Mentre gli appassionati sono alle prese col binge watching, i produttori ipotizzano dei nuovi riferimenti ai film cult che hanno caratterizzato gli anni ’80.

Stranger Things 3 avrebbe un’ampia letteratura da cui attingere: il 1985 ha conosciuto il debutto di pellicole come Nightmare - Dal profondo della notte, I Goonies e Ritorno al futuro che permetterebbero degli spunti interessanti per arricchire la trama della serie su Netflix. Dalle interviste rilasciate alla stampa statunitense, gli sceneggiatori alludono a un finale che porti lontano da Hawkins — la città che finora ha ospitato tutte le vicende narrate.

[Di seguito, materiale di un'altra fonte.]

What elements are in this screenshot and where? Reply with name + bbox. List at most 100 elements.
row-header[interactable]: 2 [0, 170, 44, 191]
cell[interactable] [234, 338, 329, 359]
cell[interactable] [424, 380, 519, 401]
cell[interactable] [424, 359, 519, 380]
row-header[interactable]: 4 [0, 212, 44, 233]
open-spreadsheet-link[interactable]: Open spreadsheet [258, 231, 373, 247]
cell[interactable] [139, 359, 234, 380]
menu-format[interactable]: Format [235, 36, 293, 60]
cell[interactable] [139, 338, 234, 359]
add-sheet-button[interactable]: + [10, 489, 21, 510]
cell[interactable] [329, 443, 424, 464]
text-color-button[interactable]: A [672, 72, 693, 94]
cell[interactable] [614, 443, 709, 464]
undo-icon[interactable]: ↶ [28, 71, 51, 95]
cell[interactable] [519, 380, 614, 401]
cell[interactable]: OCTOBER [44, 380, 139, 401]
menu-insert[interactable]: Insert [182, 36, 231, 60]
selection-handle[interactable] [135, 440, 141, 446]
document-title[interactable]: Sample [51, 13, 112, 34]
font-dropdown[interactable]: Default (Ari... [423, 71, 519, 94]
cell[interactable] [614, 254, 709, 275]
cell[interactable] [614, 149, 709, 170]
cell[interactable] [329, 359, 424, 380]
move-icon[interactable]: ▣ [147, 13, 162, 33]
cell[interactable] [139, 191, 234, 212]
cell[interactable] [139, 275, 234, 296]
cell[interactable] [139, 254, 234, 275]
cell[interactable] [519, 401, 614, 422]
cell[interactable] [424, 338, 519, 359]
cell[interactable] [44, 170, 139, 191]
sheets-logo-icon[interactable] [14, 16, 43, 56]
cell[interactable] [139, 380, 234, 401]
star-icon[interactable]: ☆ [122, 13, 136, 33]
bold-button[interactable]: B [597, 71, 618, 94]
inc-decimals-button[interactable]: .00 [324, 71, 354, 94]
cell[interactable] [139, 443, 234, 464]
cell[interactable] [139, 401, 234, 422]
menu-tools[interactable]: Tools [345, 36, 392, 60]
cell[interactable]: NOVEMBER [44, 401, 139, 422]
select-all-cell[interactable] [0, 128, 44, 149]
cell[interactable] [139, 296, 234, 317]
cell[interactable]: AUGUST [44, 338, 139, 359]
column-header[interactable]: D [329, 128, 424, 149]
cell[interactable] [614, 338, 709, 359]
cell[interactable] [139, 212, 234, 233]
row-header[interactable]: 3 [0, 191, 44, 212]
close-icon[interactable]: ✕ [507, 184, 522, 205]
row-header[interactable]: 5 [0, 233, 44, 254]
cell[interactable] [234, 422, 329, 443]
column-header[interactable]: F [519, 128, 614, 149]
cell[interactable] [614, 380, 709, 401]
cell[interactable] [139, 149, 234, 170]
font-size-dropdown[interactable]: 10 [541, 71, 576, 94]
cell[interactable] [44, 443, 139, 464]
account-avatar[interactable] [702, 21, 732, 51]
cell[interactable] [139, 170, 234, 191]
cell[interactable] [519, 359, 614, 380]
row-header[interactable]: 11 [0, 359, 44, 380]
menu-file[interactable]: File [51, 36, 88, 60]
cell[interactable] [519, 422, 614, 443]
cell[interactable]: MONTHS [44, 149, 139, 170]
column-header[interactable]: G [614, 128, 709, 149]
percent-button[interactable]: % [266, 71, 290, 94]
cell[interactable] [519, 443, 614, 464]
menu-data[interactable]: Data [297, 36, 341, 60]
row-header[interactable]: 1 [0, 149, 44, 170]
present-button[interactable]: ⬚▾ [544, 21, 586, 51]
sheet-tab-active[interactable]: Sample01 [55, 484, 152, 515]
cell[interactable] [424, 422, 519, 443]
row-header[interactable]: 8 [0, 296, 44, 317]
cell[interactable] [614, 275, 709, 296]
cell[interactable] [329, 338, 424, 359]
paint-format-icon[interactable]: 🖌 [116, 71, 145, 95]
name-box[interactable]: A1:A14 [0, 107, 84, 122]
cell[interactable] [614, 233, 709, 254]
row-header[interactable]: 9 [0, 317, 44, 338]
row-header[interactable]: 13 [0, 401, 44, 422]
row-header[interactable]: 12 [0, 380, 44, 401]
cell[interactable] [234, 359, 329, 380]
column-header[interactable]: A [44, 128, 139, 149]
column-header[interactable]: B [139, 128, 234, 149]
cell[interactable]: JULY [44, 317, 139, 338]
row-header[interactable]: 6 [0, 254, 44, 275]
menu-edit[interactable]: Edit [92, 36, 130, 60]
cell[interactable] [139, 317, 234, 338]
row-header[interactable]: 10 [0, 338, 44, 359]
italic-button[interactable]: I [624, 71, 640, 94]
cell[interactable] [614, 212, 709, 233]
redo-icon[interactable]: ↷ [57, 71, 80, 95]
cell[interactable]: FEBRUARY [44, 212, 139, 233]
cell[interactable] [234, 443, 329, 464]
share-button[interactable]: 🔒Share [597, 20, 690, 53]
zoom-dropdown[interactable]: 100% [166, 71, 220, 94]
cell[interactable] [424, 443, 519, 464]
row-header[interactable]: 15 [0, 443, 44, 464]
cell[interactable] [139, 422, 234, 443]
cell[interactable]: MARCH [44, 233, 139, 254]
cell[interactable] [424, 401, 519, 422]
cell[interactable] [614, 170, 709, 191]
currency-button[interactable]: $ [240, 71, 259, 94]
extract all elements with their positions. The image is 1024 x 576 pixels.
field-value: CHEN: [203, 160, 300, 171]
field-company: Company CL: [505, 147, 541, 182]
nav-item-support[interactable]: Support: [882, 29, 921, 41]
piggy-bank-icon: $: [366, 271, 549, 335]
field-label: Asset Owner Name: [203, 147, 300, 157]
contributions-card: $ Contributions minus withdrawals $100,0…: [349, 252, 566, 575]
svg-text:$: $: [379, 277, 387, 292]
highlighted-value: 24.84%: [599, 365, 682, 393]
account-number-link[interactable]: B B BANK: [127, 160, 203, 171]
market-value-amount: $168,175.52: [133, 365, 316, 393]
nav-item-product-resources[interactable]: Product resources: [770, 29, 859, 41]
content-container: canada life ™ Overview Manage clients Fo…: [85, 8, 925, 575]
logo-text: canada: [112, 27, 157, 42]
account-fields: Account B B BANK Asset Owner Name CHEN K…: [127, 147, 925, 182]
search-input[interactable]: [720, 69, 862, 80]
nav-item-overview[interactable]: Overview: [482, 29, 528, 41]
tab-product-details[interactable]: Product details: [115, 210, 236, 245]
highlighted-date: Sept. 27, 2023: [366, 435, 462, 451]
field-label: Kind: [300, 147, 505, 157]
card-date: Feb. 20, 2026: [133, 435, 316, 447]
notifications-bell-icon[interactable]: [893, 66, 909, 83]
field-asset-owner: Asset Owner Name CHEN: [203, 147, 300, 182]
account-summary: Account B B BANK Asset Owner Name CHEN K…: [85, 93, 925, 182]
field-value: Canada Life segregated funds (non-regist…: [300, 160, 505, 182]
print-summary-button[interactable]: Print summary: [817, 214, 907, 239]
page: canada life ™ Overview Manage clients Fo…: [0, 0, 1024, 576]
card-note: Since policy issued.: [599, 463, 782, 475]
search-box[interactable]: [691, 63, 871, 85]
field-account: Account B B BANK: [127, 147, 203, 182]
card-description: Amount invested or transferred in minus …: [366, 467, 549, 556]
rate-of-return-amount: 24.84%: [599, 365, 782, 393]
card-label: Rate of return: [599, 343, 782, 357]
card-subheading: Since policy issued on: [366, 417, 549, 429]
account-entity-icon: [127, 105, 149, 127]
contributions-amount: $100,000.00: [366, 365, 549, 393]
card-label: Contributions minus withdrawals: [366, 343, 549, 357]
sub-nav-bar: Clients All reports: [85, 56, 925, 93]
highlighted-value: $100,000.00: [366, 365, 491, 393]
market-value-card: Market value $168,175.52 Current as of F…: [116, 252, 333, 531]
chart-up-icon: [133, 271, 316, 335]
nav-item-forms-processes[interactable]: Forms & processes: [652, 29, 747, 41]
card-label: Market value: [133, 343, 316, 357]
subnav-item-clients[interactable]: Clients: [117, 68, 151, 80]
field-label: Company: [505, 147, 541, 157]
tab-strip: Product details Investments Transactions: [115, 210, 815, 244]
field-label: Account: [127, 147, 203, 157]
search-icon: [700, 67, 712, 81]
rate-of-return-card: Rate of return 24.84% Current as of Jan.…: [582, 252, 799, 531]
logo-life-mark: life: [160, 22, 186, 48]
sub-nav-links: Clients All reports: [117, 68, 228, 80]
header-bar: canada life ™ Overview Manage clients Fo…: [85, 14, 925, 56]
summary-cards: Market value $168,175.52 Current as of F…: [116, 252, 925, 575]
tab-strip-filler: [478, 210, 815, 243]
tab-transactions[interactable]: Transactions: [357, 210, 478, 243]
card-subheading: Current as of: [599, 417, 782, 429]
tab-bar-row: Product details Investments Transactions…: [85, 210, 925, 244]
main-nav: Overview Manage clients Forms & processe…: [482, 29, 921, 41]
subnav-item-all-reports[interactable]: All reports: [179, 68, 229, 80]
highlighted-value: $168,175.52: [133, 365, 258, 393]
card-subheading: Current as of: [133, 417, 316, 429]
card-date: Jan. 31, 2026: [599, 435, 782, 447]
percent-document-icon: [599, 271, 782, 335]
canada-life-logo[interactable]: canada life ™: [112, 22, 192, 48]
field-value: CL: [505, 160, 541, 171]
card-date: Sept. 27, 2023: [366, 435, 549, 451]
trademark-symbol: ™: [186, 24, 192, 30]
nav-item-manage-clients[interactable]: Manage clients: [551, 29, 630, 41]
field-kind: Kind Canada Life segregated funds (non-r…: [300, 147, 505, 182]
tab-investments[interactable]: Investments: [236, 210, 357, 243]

La colonna sonora anni ’80

Oltre alla disponibilità d’un videogioco per iOS e Android, appena aggiornato per includere i personaggi e le storie della seconda stagione, il merchandise di Stranger Things s’arricchisce con la nuova colonna sonora della serie: Kyle Dixon e Michael Stein hanno selezionato 34 tracce musicali degli anni ’80 racchiuse in un unico album (a differenza dei due proposti all’esordio) che può essere già ascoltato su spotify.

Le indiscrezioni parlano della possibilità che la colonna sonora esca anche in vinile e musicassetta come tributo al 1984.

Il cofanetto coi DVD che sembra una VHS

Se ciò non bastasse a enfatizzare la nostalgia per gli anni ’80, Netflix ha predisposto un cofanetto coi DVD o Blue-ray della prima stagione di Stranger Things che sono inseriti in una VHS.

La copertina della cassetta, diversa dai poster ufficiali della serie, potrebbe essersi ispirata alle tante opere dei fan che sono state diffuse in rete negli ultimi mesi. I colori di quest’edizione da collezionisti, che parrebbe sold out negli Stati Uniti, sono stati volutamente “invecchiati” e i bordi consunti affinché sembrasse davvero un reperto dal 1983.